1. Flavia, at Ferule and Fescue. Flavia's was one of the first blogs I stumbled across, and I have been hooked ever since. If I have no time to read anyone else, it's her that I check. Flavia is the mistress of the short post -- a couple of neat paragraphs that can get a serious idea, a funny moment, an ethical problem, or a teaching issue into your head in a way that can make you turn it over all day. She is a sound thinker, and I would say some of my own posts that have captured other people' attention have been the result of Flavia making me think.
2. Sivacracy.net. This is actually a group blog, informed by the Spirit of Siva. Siva and his pals are interested in mass communication, intellectual property, and the various means by which information, ideas, art and culture are passed around the world, regulated, sold and/or restricted. I met Siva years ago when he had just finished a dissertation on copyright (your first response would be, "Uh...copyright?") And our conversation (I was hiring him at the time) convinced me that he is one of those rare intellects that is way ahead of the curve about what is culturally and politically important, the kind of mind that is a great argument for the American Studies Ph.D. as a path to becoming a publicly engaged thinker. And if you read his book, Copyrights and Copywrongs you'll see what I mean. One small gripe: Siva, I am not going to make it through another Stanley Cup season with you. I understand you warned us it would be all Sabres, all the time, but omigod.
3. Gayprof, at Center of Gravitas who, even if campy, incisive critique of the academy, the world, and broken relationships is not your style, will never bore you because of the endless number of Wonder Woman covers he uses to illustrate his posts. Gayprof's adventures this year have included time away from his job, which has allowed him to get away from Liar Ex (Who Told Many Lies) and acquire a new job that will allow him to really start over -- perhaps not entirely away from homophobia and racism, but certainly away from the Super-Sized Texas variety that makes you think of Paul Newman eating eggs under the watchful gaze of Lee Marvin. Gayprof is among the people who I would like to have living next door, mostly because I know that if I were to gasp weakly, "You wouldn't treat me like this if I weren't crippled!" he would pause uncertainly, then smile brightly and cackle: "But 'cha *are*!" If you don't know what this refers to, start reading Gayprof before it's too late.
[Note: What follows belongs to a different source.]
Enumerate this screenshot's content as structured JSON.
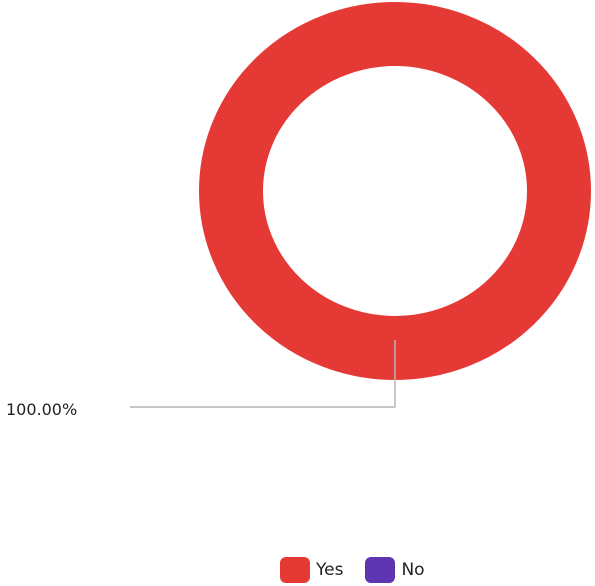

4. My thinking blogger list would not be complete without Dean Dad at Confessions of a Community College Dean (the picture is actually of Dean Martin, not Dean Dad, but whatever.) At a small college like Zenith, faculty and administrators are constantly rubbing up against each other and wreaking all kinds of havoc: sometimes one regards other places with "faceless" administrators as restful, so often do conflicts become unnecessarily personal. Dean Dad is, I think, on the youngish side, but is committed to a part of university work that needs smart, compassionate people who care about integrating all their constituencies: students, faculty, staff and administrators. He looks up, down and across with equal skill and displays a genial common sense that makes you want to revisit and rethink relationships to your own deans for what they might offer. Or maybe print up bumper stickers that say: "Have you hugged your dean today?"
5. Boy, this is tough, because there are so many good ones. But I'm going to go to the younger set, and send you to Notes of a Neophyte, who sometimes refers to herself as Mouse, and with whom I think I must be acquainted, but I'll be damned if I can say who she is. Mouse just spent a lot of time in France, and is now applying to graduate school and, whether it is her basic personality or hanging out with the Motley Blogging Crew on line, has a refreshingly wry take on the whole project of higher education. Not to mention politics. Mouse is also author of a number of unforgettable phrases, one of which I have adopted: "Jesus lapdancing Christ." This is to be used as an exclamation. Best of luck in your quest, Mouse. Don't lose your sense of humor.
So now you guys are up: I'm getting back to my book. Good luck, and good reading.